Role. The workflows are system-definition artifacts rather than passive knowledge. Reading them changes the acting agent's policy for the next web task because they are injected into the system message or exemplar context before action selection.
Scope. Scope is website or benchmark split local. The code expects the operator to match workflow paths to websites and does not implement cross-site promotion, workflow ownership metadata, or general-purpose memory governance.
Timing. The repository supports both offline induction from training examples and online staged induction from earlier agent experiences. It is not continuous in-agent memory consolidation; the pipeline runs scripts that rewrite workflow files between task batches.
Survey placement. On the trace-derived learning survey axes, AWM is a clear trajectory-ingestion system with prose/symbolic prompt artifacts as the promotion target. It strengthens the survey claim that trace-derived learning becomes tractable when traces have tight task boundaries and an external oracle. It also splits "agent memory" from "memory store": AWM's memory is a behavior-shaping prompt artifact, while durable evidence remains in benchmark logs and result directories.
Curiosity Pass
The name overstates the generality. "Agent Workflow Memory" sounds like a reusable memory architecture, but the implementation is mostly two benchmark pipelines plus workflow text files. That is not a flaw for the paper's goals, but it matters for transfer: the system demonstrates a learning loop more than it ships a memory substrate.
The workflow file is both the API and the database. This is refreshingly simple, and it probably helps benchmark iteration. The cost is that overwrite semantics are blunt: a generated workflow file has no internal identities for individual routines, no evidence pointers, no retirement path, and no merge policy.

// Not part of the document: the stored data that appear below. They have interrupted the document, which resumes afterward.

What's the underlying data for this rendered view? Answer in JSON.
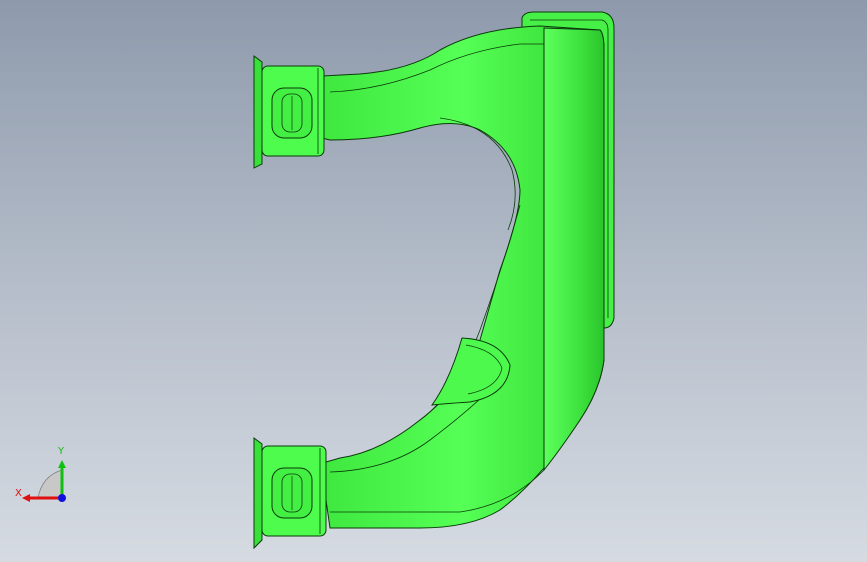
{
  "viewport": {
    "background_top": "#8e9aac",
    "background_bottom": "#d6dbe2"
  },
  "model": {
    "part_color": "#4cff4c",
    "part_shade": "#2ed62e",
    "edge_color": "#0a3a0a"
  },
  "triad": {
    "x_label": "X",
    "y_label": "Y",
    "x_color": "#e01010",
    "y_color": "#10c010",
    "z_color": "#1010e0"
  }
}
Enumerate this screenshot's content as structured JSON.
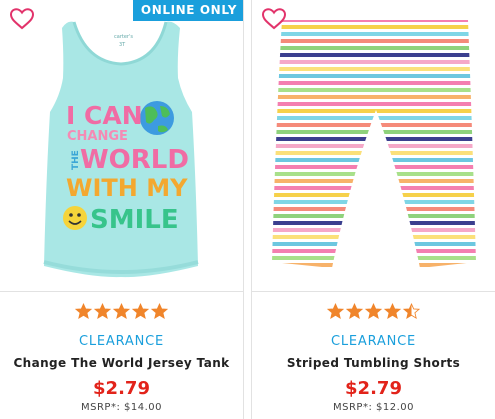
{
  "colors": {
    "accent": "#1a9fdc",
    "price": "#e2231a",
    "star": "#f0852b",
    "heart": "#e2336b"
  },
  "products": [
    {
      "badge": "ONLINE ONLY",
      "image_icon": "tank-top-image",
      "image_text": [
        "I CAN",
        "CHANGE",
        "THE",
        "WORLD",
        "WITH MY",
        "SMILE"
      ],
      "rating": 5,
      "status": "CLEARANCE",
      "name": "Change The World Jersey Tank",
      "price": "$2.79",
      "msrp": "MSRP*: $14.00"
    },
    {
      "badge": "",
      "image_icon": "striped-shorts-image",
      "rating": 4.5,
      "status": "CLEARANCE",
      "name": "Striped Tumbling Shorts",
      "price": "$2.79",
      "msrp": "MSRP*: $12.00"
    }
  ]
}
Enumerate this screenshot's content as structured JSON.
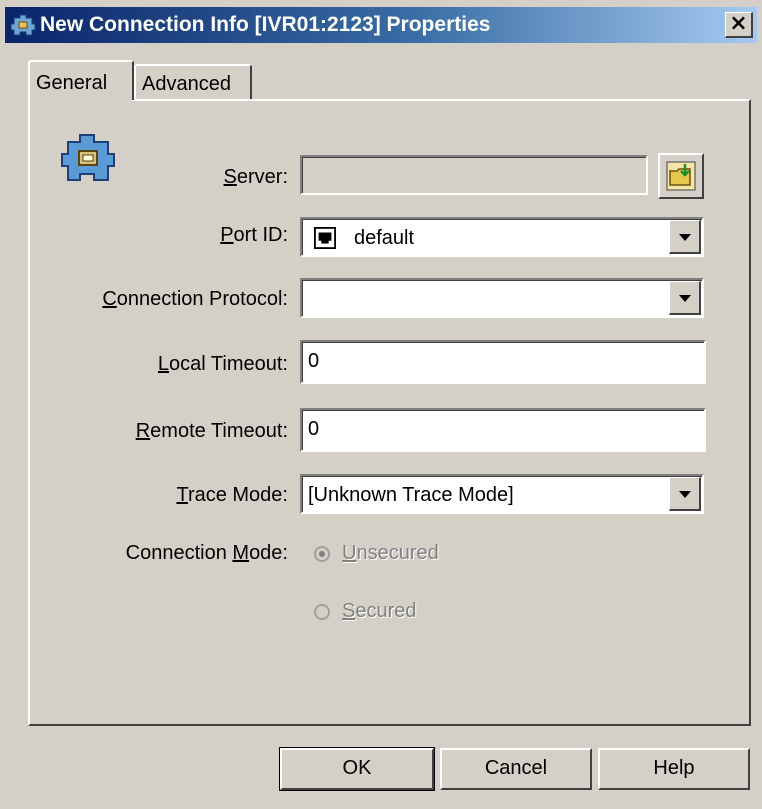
{
  "window": {
    "title": "New Connection Info [IVR01:2123] Properties",
    "close_label": "×"
  },
  "tabs": [
    {
      "label": "General",
      "active": true
    },
    {
      "label": "Advanced",
      "active": false
    }
  ],
  "form": {
    "server": {
      "label_prefix": "",
      "label_hotkey": "S",
      "label_rest": "erver:",
      "value": ""
    },
    "port_id": {
      "label_hotkey": "P",
      "label_rest": "ort ID:",
      "value": "default"
    },
    "connection_protocol": {
      "label_hotkey": "C",
      "label_rest": "onnection Protocol:",
      "value": ""
    },
    "local_timeout": {
      "label_hotkey": "L",
      "label_rest": "ocal Timeout:",
      "value": "0"
    },
    "remote_timeout": {
      "label_hotkey": "R",
      "label_rest": "emote Timeout:",
      "value": "0"
    },
    "trace_mode": {
      "label_hotkey": "T",
      "label_rest": "race Mode:",
      "value": "[Unknown Trace Mode]"
    },
    "connection_mode": {
      "label_prefix": "Connection ",
      "label_hotkey": "M",
      "label_rest": "ode:",
      "options": [
        {
          "hotkey": "U",
          "rest": "nsecured",
          "checked": true
        },
        {
          "hotkey": "S",
          "rest": "ecured",
          "checked": false
        }
      ]
    }
  },
  "buttons": {
    "ok": "OK",
    "cancel": "Cancel",
    "help": "Help"
  },
  "colors": {
    "face": "#d4d0c8",
    "title_start": "#0a246a",
    "title_end": "#a6caf0"
  }
}
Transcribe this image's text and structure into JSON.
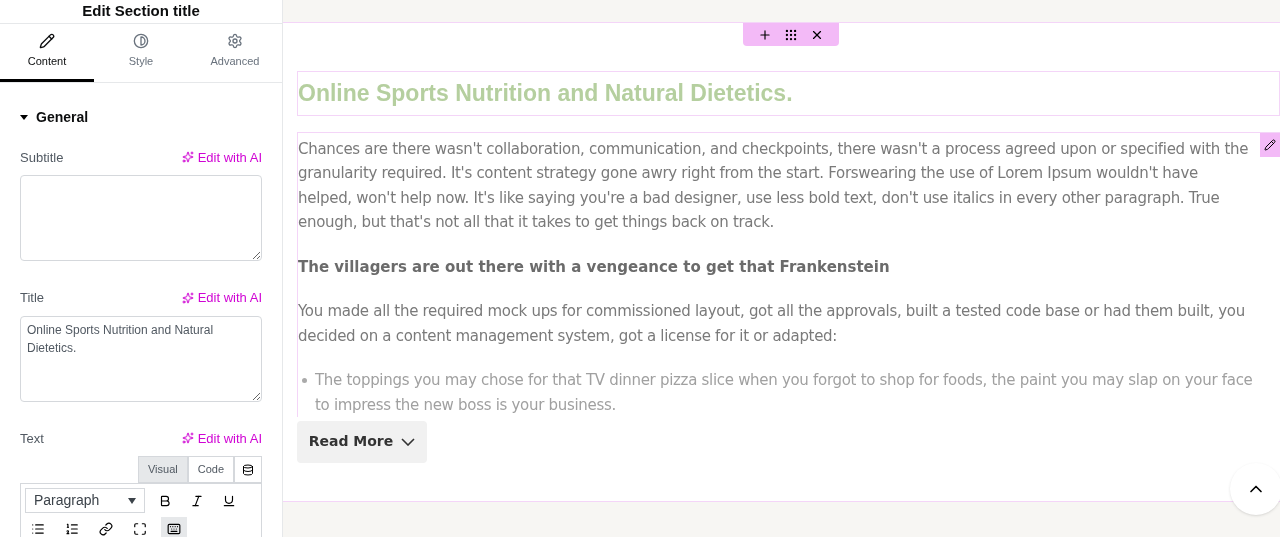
{
  "panel": {
    "title": "Edit Section title",
    "tabs": [
      {
        "label": "Content",
        "selected": true
      },
      {
        "label": "Style",
        "selected": false
      },
      {
        "label": "Advanced",
        "selected": false
      }
    ],
    "section": {
      "label": "General",
      "expanded": true
    },
    "fields": [
      {
        "label": "Subtitle",
        "ai_label": "Edit with AI"
      },
      {
        "label": "Title",
        "ai_label": "Edit with AI",
        "value": "Online Sports Nutrition and Natural Dietetics."
      }
    ],
    "text_field": {
      "label": "Text",
      "ai_label": "Edit with AI",
      "modes": [
        {
          "label": "Visual",
          "selected": true
        },
        {
          "label": "Code",
          "selected": false
        }
      ],
      "format": "Paragraph"
    }
  },
  "canvas": {
    "heading": "Online Sports Nutrition and Natural Dietetics.",
    "paragraphs": [
      {
        "kind": "text",
        "text": "Chances are there wasn't collaboration, communication, and checkpoints, there wasn't a process agreed upon or specified with the granularity required. It's content strategy gone awry right from the start. Forswearing the use of Lorem Ipsum wouldn't have helped, won't help now. It's like saying you're a bad designer, use less bold text, don't use italics in every other paragraph. True enough, but that's not all that it takes to get things back on track."
      },
      {
        "kind": "subheading",
        "text": "The villagers are out there with a vengeance to get that Frankenstein"
      },
      {
        "kind": "text",
        "text": "You made all the required mock ups for commissioned layout, got all the approvals, built a tested code base or had them built, you decided on a content management system, got a license for it or adapted:"
      },
      {
        "kind": "bullet",
        "text": "The toppings you may chose for that TV dinner pizza slice when you forgot to shop for foods, the paint you may slap on your face to impress the new boss is your business."
      }
    ],
    "read_more": "Read More"
  }
}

The WebArena path appears somewhat stale. webarena/run.py marks the demo runner as deprecated, and webarena/pipeline.py calls run.py with --task while the parser defines --task_name. The conceptual loop is clear, but the checked-in runner scripts may need operator repair before direct reuse. Sources: webarena/run.py, webarena/pipeline.py.

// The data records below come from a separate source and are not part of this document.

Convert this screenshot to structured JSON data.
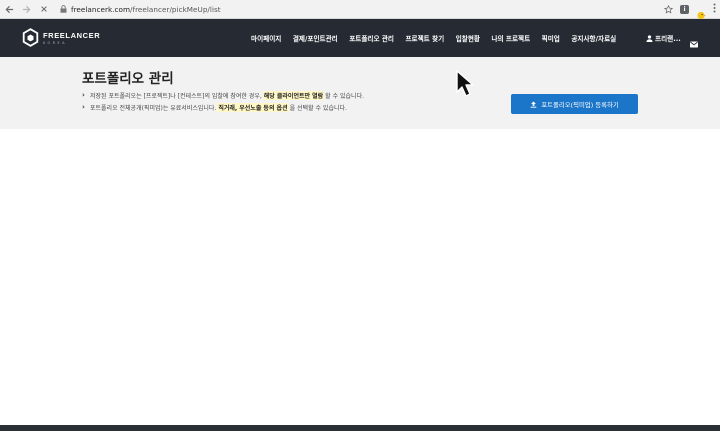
{
  "browser": {
    "url_host": "freelancerk.com",
    "url_path": "/freelancer/pickMeUp/list",
    "ext_i_label": "i"
  },
  "header": {
    "logo_main": "FREELANCER",
    "logo_sub": "KOREA",
    "nav": [
      {
        "label": "마이페이지"
      },
      {
        "label": "결제/포인트관리"
      },
      {
        "label": "포트폴리오 관리"
      },
      {
        "label": "프로젝트 찾기"
      },
      {
        "label": "입찰현황"
      },
      {
        "label": "나의 프로젝트"
      },
      {
        "label": "픽미업"
      },
      {
        "label": "공지사항/자료실"
      }
    ],
    "user_label": "프리랜..."
  },
  "subheader": {
    "title": "포트폴리오 관리",
    "note1_pre": "저장된 포트폴리오는 [프로젝트]나 [컨테스트]의 입찰에 참여한 경우,",
    "note1_hl": "해당 클라이언트만 열람",
    "note1_post": "할 수 있습니다.",
    "note2_pre": "포트폴리오 전체공개(픽미업)는 유료서비스입니다.",
    "note2_hl": "직거래, 우선노출 등의 옵션",
    "note2_post": "을 선택할 수 있습니다.",
    "register_button": "포트폴리오(픽미업) 등록하기"
  },
  "colors": {
    "header_bg": "#252a33",
    "button_bg": "#1b75c9",
    "subheader_bg": "#f2f2f2",
    "highlight": "#fff7c6"
  }
}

Semantic retrieval may be an experimental side path. The retriever builds FAISS memory over workflow summaries, but the primary Mind2Web acting script samples exemplars and loads one workflow path. If the project evolves, the question is whether retrieval becomes central or stays an ablation/selection utility.
What to Watch
- Whether workflows gain internal structure: stable ids, source trajectory references, confidence, scope tags, or supersession.

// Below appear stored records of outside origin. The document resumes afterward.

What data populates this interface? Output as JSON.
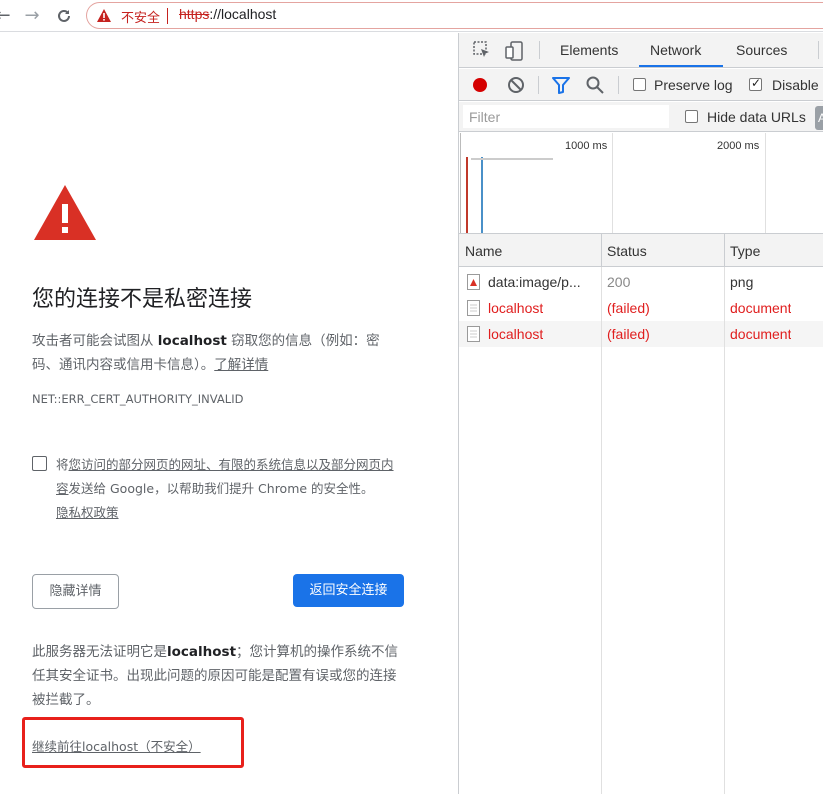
{
  "browser": {
    "back_glyph": "←",
    "forward_glyph": "→",
    "reload_glyph": "C",
    "insecure_label": "不安全",
    "url_scheme": "https",
    "url_rest": "://localhost"
  },
  "interstitial": {
    "title": "您的连接不是私密连接",
    "desc_part1": "攻击者可能会试图从 ",
    "desc_host": "localhost",
    "desc_part2": " 窃取您的信息（例如：密码、通讯内容或信用卡信息）。",
    "learn_more": "了解详情",
    "error_code": "NET::ERR_CERT_AUTHORITY_INVALID",
    "optin_part1": "将",
    "optin_link1": "您访问的部分网页的网址、有限的系统信息以及部分网页内容",
    "optin_part2": "发送给 Google，以帮助我们提升 Chrome 的安全性。",
    "privacy_link": "隐私权政策",
    "hide_details": "隐藏详情",
    "back_to_safety": "返回安全连接",
    "detail_part1": "此服务器无法证明它是",
    "detail_host": "localhost",
    "detail_part2": "；您计算机的操作系统不信任其安全证书。出现此问题的原因可能是配置有误或您的连接被拦截了。",
    "proceed_link": "继续前往localhost（不安全）"
  },
  "devtools": {
    "tabs": [
      "Elements",
      "Network",
      "Sources"
    ],
    "active_tab": "Network",
    "preserve_log": "Preserve log",
    "disable_cache": "Disable",
    "filter_placeholder": "Filter",
    "hide_data_urls": "Hide data URLs",
    "all_pill": "A",
    "ticks": [
      "1000 ms",
      "2000 ms"
    ],
    "columns": [
      "Name",
      "Status",
      "Type"
    ],
    "requests": [
      {
        "name": "data:image/p...",
        "status": "200",
        "type": "png",
        "failed": false,
        "icon": "image-icon"
      },
      {
        "name": "localhost",
        "status": "(failed)",
        "type": "document",
        "failed": true,
        "icon": "document-icon"
      },
      {
        "name": "localhost",
        "status": "(failed)",
        "type": "document",
        "failed": true,
        "icon": "document-icon"
      }
    ],
    "colors": {
      "accent": "#1a73e8",
      "error": "#e01e1e",
      "record": "#d50000"
    }
  }
}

- Whether online induction moves from overwriting a website workflow file to accumulating and curating individual workflow units.
- Whether retrieval becomes part of the main acting path rather than a separate workflow-selection script.
- Whether the benchmark loops are maintained against current BrowserGym, LangChain, and OpenAI client versions.
- Whether future work separates memory evidence, memory artifact, and prompt payload instead of storing everything as result logs plus injected text.
Relevant Notes:
- distillation - exemplifies: AWM compresses trajectories into reusable workflow text, a direct case of directed context compression.
- deploy-time learning is the missing middle - exemplifies: online induction updates behavior from prior task experiences without changing model weights.
- automating KB learning is an open problem - contrasts: AWM automates learning only where benchmark traces and external oracles make extraction tractable.
- files not database - complicates: workflow text files are the behavior-changing memory, while logs and metrics remain in benchmark result directories.